The school tries to only hire long-term subs who want to become certified teachers, Patterson said. In their first year at Charlton Heston, long-term subs work under the tutelage of a veteran teacher. In their second year, they take over a class of their own and enroll in an accelerated certification program at Saginaw Valley State University. The subs teach at the charter school during the week, and take classes on the weekend. By the end of the year, they can take tests to get a Michigan teaching certification.
The school pays for the program at SVSU, in exchange for a promise that the newly minted teachers stay at Charlton Heston for three years after gaining certification.
“You can’t tell the difference” between long-term substitutes and certified teachers at the school, Patterson said.
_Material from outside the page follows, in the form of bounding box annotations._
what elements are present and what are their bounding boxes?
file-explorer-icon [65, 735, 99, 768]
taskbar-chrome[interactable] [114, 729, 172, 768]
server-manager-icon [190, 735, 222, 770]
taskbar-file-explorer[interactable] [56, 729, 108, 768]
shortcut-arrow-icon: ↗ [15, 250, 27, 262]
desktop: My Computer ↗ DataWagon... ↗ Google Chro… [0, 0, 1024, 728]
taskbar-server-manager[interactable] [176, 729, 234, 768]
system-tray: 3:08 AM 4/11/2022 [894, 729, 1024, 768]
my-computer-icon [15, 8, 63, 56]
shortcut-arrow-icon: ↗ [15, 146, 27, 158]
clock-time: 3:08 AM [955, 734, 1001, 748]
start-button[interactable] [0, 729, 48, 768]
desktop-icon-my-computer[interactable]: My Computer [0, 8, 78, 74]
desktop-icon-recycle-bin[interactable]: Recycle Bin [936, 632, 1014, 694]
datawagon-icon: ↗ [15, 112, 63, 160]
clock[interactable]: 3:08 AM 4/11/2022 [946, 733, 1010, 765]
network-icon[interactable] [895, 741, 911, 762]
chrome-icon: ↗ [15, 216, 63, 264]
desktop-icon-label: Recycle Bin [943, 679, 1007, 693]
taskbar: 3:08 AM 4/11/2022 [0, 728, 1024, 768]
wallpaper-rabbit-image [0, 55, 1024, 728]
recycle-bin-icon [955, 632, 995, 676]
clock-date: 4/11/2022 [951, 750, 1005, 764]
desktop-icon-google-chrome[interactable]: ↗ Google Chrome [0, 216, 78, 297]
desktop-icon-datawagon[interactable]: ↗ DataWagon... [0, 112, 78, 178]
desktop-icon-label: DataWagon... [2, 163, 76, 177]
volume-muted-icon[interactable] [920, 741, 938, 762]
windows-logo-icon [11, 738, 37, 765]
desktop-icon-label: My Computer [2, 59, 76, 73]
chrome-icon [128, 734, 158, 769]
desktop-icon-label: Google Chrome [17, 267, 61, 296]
Kathleen Van Fossan, 30, will become a long-term substitute in September, teaching first grade at Charlton Heston. She has an associate’s degree in early childhood education from Oakland Community College and a bachelor’s degree in English from Alma College.
While that may sound like a good foundation to be a teacher, it doesn’t meet the requirements for certification. A traditional teacher certification in Michigan requires a bachelor’s degree in a teachable subject, completion of a teacher preparation program, student teaching experience and passing scores on teacher certification tests that measure general and subject knowledge.
Working as a paraprofessional among preschoolers at the charter, “I just fell in love with working with students,” Van Fossan said. “I felt like I was really impacting lives.”
What makes her feel she can teach first-graders without a teaching degree?
“I’m passionate,” Van Fossan said. “I also have years of experience [working with preschoolers], so it’s not like I’m fresh blood.”
What long-term subs lack in academic education background, they make up for in life experience, argues long-term sub-turned-certified teacher Cichowski.
“If I would have went to school and came out at 24 to start teaching, I wouldn't have made it,” Cichowski said. “You have to have life experience, you have to have backbone.”
Cichowski is not a fan of a teacher certification test that, to her, has “absolutely nothing” to do with what life is like in a classroom. “It (the test to become a certified teacher) doesn't say that you're going to be dealing with emotions. It's just, ‘Do I know how to add or multiply or do algebra in order to teach it to the kids?’ That's the smallest part of my job. The absolute smallest.
“I would say that [long-term subs and certified teachers] are absolutely equivalent,” Cichowski said. “There’s a lot of misguided judgement from people because I didn’t go to school for teaching. I think they think we don’t deserve it. But I don’t think one’s better than the other.”
Elizabeth Birr Moje, dean of the University of Michigan School of Education, disagrees, as do studies that show students learn more in classes led by certified teachers.
“The increase in long-term substitutes should concern all of us,” Moje said, “because it means that our children and youth are not accessing full opportunity to learn.”
Back in the main office, superintendent Patterson said there likely will be fewer long-term substitutes at Charlton Heston in the 2019-20 school year. Many of the long-term subs from last year earned accelerated certifications so are no longer substitutes, and more than 90 percent of last year’s teachers signed up to return to the charter.
“I don’t think long-term sub usage is the issue,” Patterson said. “The issue is a teacher shortage. I’m not one to go in panic mode, but I think the panic button should have been hit a while ago on the shortage.”